Boobyslims · 08/12/2025 10:40

Putting it crudely she is an absolute car crash. I don’t buy it when it’s suggested this is some form of liberated choice. This is so screwed up and it’s not good for her and it says little good about Tim.

I have a friend I didn’t know for too long, (I was new to the country and we clicked) she was very aware of her attractiveness and used it hard. It was her power. It wad a terrible blessing as she floundered when she was well into her 40s, four children in tow and a very angry ex. She was obsessed with being controversial sexually like it was her USP. There was no saving her from herself but her life was built on the fact most men fancied her and she put all her eggs into that effort.

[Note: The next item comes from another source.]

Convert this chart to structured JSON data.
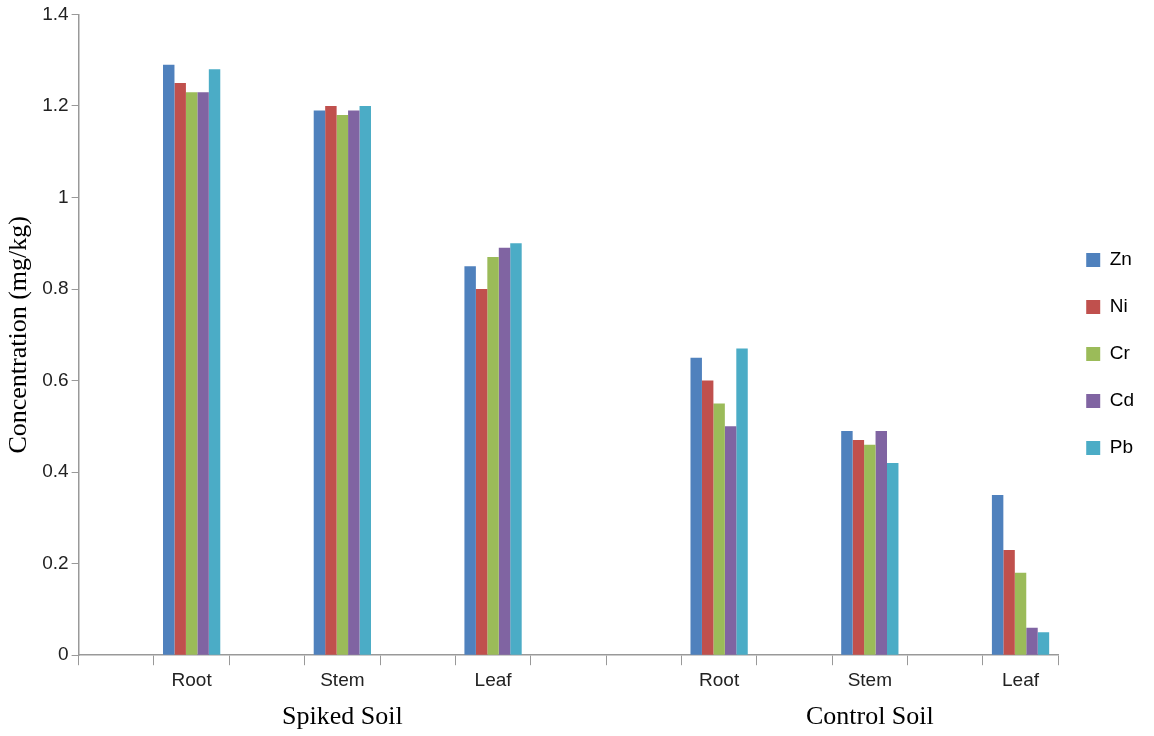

Your colleagues’ problem is so much bigger than Tim. There will be another Tim if he fucks off.

I don’t think there’s much you can do to help.

LaurieFairyCake · 08/12/2025 21:57

Liz sounds really really vulnerable but I hate Tim so much, he sounds sexually coercive and controlling. He is using her to fulfill his own sexual fantasies in some weird sub/dom relationship.

frankly I’d be gathering evidence and raising a grievance if he’s disrespectful to her in the office, having you view that is sexual harassment. A work night out is still WORK so I’d be raising it with HR.

Honestly I want to beat the shit out of him. If you’re getting a posse together count me in 👌

Bikergran · 08/12/2025 22:01

LiftAndLetLift · 07/12/2025 21:13

I think you need to stop socialising at all with these colleagues.

Why did you even stay there? Why are you still working with these revolting people? I'd have left and gone home for a shower with some disinfectant......🤮

Tigerbalmshark · 08/12/2025 22:14

LiftAndLetLift · 07/12/2025 21:13

I think you need to stop socialising at all with these colleagues.

First post nails it.

Longer version - honestly it is probably 50% option 2 and 50% option 3, but either way it is 100% a fucking car crash and there is no way for you to intervene on behalf of either of them without this blowing up in your face. Keep your fingers crossed that one of them gets sacked and this moves out of your workplace.

Sounds very like DH’s early 00s dotcom startup workplace, and his “Liz” (who ironically was actually called Elizabeth) went totally off the rails and became a reincarnated Hindu goddess in Arizona (she had no links to India or America).